The second load tests exhibited trends resembling a normal distribution as expected due to the data being distributed normally over the simulated hours. The request types exhibited similar response times for both the average and longest response times, with the times increasing toward the center of the distributed data. The longest response time for these data was less than 0.7 seconds, much shorter than the peak values for the other two sets of tests and well below the three-second threshold.

Based on the data collected, the request types seemed to have a limited effect on the response type for the population sizes tested. It was also demonstrated that the application can process requests for population sizes similar to those of Oconee County's underserved populations; however the network would likely need more resources to support larger populations due to the risk of timeouts occurring.

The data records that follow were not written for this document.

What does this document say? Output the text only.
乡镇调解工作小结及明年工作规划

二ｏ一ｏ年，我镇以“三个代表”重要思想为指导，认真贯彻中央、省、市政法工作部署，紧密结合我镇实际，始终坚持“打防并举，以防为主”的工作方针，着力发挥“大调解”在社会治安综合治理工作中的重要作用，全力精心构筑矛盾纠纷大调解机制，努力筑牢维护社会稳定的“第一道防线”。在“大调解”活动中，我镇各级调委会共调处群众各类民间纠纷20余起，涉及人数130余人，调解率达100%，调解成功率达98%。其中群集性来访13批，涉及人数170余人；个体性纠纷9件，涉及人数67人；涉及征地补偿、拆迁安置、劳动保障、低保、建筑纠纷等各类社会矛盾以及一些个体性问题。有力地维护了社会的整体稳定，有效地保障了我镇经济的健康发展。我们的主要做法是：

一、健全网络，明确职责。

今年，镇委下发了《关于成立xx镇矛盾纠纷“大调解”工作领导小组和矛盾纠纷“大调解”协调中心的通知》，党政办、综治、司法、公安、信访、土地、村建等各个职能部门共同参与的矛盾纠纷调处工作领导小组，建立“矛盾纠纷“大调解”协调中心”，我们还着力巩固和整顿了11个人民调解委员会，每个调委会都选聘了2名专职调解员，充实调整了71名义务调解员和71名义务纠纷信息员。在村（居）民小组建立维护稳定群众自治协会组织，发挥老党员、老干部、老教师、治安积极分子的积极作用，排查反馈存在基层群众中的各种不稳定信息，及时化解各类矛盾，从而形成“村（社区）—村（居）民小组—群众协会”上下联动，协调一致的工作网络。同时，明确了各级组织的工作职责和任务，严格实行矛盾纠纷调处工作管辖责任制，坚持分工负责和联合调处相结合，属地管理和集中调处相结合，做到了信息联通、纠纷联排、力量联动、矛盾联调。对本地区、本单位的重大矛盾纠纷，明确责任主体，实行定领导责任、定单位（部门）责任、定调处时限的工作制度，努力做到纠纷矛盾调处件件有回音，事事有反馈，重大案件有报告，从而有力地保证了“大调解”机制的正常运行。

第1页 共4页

In addition to the limitation of the population capacity of the network, this study also was unable to conduct network tests on interview insertions to the database due to the expense, and being constrained to iOS devices. Future research will be conducted to address these limitations, including developing future iterations of this application in React Native to allow for development in iOS and Android simultaneously. In addition, future studies will also explore implementing an authentication server to enhance security, performing tests on SQL query times, and adding additional backend monitoring and assessment features to the provider dashboard.

The digital healthcare application proposed here builds on existing telehealth options by focusing on populations that are currently underserved. The results from this study indicate that the proposed application ensures availability in areas with limited Internet access while at the same time maintaining the level of security and privacy required by HIPAA, and exhibiting scalability to population sizes similar to those explored in this study. By extending our robust telehealth and digital healthcare options, we can better prepare for future situations like the COVID-19 pandemic as well as further improve the effectiveness of our current healthcare system.